The President's Assassin

(Critical Survey of Contemporary Fiction)

In The President's Assassin, the fifth novel in Brian Haig's series, Major Sean Drummond, a Judge Advocate General attorney, is loaned to the CIA when a $100 million bounty is posted on the President. To prove that they are serious, a team of assassins kills the White House chief of staff, the President's spokesperson, a Supreme Court justice, and several Secret Service agents, family members, and innocent bystanders. Working with FBI agent Jennie Margold, a beautiful criminal psychologist, Drummond has two days to catch the villains before the President, in their words, “is history.”

Haig, a former special assistant to the Chairman of the Joint Chiefs of Staff and son of former Secretary of State Alexander Haig, offers an insider's view of Washington and the military. The most fascinating aspect of The President's Assassin is how most of those ostensibly involved in protecting the Commander-in-Chief are more concerned with avoiding blame and exploiting the crisis to advance their careers. Haig strongly implies that the various branches of government are incapable of cooperating. He clearly shares the viewpoint of his cynical hero who has long abandoned naive patriotism.

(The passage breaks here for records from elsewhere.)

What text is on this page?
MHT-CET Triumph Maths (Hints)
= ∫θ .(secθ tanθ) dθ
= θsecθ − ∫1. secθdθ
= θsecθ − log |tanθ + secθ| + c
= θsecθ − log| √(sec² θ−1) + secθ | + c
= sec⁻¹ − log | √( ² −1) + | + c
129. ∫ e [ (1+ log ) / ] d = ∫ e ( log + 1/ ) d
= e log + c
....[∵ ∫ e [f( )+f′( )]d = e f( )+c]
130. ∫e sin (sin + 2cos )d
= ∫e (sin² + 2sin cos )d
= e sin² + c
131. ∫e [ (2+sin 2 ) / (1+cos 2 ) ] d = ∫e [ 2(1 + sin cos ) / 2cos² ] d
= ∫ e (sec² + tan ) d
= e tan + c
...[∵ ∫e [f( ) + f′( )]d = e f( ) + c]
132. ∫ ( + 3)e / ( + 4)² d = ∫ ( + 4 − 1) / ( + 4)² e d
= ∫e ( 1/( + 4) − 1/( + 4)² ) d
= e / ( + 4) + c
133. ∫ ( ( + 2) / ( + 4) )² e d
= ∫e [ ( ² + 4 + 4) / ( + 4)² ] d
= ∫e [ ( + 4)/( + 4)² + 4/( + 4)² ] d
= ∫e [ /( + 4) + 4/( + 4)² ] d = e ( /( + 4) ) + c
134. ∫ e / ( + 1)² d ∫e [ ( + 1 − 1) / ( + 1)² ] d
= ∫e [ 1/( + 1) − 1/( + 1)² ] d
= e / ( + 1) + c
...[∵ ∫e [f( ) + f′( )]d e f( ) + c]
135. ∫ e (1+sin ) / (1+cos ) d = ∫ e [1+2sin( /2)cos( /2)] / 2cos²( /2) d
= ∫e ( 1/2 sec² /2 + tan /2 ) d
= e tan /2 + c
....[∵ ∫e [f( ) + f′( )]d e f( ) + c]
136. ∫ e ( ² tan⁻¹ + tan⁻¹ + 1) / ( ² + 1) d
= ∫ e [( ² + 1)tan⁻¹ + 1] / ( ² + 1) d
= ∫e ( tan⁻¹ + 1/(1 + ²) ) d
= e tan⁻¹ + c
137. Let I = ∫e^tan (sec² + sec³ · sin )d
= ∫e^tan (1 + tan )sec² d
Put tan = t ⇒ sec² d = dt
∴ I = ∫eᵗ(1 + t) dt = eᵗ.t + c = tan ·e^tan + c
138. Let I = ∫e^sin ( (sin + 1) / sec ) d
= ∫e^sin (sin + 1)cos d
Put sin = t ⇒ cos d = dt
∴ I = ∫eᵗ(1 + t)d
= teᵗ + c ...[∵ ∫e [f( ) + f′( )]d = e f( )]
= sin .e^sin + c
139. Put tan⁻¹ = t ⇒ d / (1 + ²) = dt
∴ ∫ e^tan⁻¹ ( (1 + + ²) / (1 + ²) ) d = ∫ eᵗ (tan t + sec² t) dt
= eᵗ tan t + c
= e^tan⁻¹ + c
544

The wisecracking, sarcastic Drummond is at odds with almost everyone, especially George Meany, Margold's opportunistic boss. The indelicately named Meany is the former fiancé of Drummond's lover, Janet Morrow, and the two clashed in Haig's previous novel, Private Sector (2003). Drummond knows he is being set up as the scapegoat should anything go wrong.

The President's Assassin has a few annoying flaws. While Drummond's smart mouth is essential to his character, it grows a bit tiresome. Haig forgets about Janet and never has Drummond contact her during his ordeal. Many readers will know the identity of the criminal mastermind long before Drummond, and Haig drags in a heavy-handed psychological explanation for the culprit's behavior. Nevertheless, Haig's realistic details make what could have been a farfetched plot credible and his tale a riveting page turner.